Excuses are like buttholes. Everyone has one and they’re usually full of crap.

My mother bought me an acoustic guitar when I was 16 for a seminar I was taking. I learned the three chords it takes to play the song “Wild Thing”, and I’ve taken it out every couple of years to see if I still knew the chords. Beyond that, it has collected dust in storage units and closet corners ever since.

I’ve made all sorts of excuses throughout the years as to why I hadn’t learned: my terrible finger coordination, my inability to develop calluses on my fingertips, the limitations of the guitar I was given, and the ultimate excuse: I don’t have time.

I realize now that I was just being plain lazy. Had I stuck with it, I’d be pretty good by now.

So I just bought a guitar.

I’m committed to learning it this time mostly because it will help me grow as a songwriter, producer and musician. It’s not a fancy one, but it does have a built-in pickup system so I can use it for recording and performing without needing to mic it… once I learn it.

I’m also committed because I bought it with my own money; there’s no motivation quite like the decrease of your bank account.

Why share this story?

I know I’m not the only one that has avoid pursuing something because of the lack of knowledge or experience with it. There are way too many resources out there for us to remain ignorant about any topic. Yet, like the old saying goes, you can lead the horse to water but you can’t make it drink.

In the game of life, the difference between a player and a spectator is the motivation to learn what it takes to succeed and work toward that. We can talk all day about our plans and goals, but they are just fleeting ideas until we take action.

If you don’t have the time to spend hours a day on it, dedicating 10 minutes every other day is better than nothing. Even baby steps in the right direction is still progress.

What’d We Learn?

It’s a cliché, but it’s true: nothing in life worth having will come easy. The first track I wrote was pure trash. The first song I wrote was super corny. Had I given up back then, I would be floating through life unfulfilled. Sure, my career is nowhere near level of Quincy Jones or David Foster, but my idea of success is seeing minds and lives transformed by the music that God allows me to create. I will gladly accept the accolades and money when they come, but they are not my motivation.
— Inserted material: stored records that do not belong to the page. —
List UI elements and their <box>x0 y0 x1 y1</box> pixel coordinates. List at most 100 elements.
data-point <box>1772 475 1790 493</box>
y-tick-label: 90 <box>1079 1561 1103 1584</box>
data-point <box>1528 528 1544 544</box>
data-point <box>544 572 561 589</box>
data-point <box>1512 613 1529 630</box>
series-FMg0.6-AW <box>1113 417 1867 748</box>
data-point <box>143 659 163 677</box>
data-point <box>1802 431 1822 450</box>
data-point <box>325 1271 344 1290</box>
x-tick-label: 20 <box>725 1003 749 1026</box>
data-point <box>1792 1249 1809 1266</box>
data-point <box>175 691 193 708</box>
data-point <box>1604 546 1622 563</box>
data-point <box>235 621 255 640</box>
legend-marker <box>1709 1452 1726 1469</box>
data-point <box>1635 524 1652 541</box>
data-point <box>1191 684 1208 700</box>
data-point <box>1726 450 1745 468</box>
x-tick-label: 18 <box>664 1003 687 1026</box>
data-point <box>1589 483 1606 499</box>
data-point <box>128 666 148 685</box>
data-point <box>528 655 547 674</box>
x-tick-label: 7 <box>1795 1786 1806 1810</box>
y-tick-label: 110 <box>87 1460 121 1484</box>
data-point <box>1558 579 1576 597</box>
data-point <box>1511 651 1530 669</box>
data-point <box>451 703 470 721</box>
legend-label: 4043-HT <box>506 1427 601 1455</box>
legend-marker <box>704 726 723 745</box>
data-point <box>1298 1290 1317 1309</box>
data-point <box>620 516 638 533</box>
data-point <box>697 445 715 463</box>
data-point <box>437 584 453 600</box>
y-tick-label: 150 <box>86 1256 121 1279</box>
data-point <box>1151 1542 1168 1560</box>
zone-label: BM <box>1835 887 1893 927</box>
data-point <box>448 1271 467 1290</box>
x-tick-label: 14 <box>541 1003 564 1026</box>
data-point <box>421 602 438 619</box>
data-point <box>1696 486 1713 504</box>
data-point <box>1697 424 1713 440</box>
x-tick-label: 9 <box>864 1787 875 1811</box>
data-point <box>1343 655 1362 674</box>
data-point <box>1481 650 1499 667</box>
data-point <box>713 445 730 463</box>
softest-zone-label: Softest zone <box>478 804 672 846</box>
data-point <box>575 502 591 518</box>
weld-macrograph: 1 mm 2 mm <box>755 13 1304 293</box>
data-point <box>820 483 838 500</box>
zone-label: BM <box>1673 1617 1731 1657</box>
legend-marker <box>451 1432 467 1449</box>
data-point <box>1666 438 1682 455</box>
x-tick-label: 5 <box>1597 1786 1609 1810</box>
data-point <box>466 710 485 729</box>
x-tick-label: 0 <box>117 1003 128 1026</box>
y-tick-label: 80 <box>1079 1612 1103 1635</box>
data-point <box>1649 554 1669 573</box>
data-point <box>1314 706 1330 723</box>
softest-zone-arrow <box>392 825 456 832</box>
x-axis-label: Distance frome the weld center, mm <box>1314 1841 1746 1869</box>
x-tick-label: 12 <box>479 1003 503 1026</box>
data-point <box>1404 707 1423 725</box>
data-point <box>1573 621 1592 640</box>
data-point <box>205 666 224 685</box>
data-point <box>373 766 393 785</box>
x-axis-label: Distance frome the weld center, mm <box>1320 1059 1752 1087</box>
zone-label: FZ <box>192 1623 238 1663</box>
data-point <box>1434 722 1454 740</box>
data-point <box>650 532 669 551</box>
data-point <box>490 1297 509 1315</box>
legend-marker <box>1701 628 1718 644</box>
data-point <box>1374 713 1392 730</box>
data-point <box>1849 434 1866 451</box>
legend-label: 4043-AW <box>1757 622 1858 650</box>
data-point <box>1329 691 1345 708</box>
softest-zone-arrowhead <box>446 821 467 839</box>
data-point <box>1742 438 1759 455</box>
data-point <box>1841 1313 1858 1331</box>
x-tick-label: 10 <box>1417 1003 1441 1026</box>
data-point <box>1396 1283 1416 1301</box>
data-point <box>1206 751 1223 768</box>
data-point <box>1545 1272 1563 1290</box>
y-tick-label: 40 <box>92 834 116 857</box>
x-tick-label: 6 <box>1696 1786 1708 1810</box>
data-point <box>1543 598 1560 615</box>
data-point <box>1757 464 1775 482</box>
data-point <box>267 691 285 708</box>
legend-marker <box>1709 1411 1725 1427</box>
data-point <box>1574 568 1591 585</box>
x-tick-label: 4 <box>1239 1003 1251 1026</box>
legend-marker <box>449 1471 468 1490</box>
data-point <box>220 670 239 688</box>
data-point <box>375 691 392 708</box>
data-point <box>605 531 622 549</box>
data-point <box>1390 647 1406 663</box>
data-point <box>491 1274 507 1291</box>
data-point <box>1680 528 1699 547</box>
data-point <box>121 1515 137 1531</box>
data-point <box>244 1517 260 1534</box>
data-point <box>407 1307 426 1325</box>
I’ve always been motivated to create music; that’s why I’ve always done what I could to learn all about it. At the same time, I didn’t have the motivation to stick with the guitar back then, so I still don’t know how to play it. That changes now.

What is it that you’ve always wanted to do, and why? Are you actively pursuing it? If not, what’s stopping you from doing it? Sure, you may not be that good at it now. Frankly, you may suck terribly.

But just remember: you only fail at the things you’ve given up on.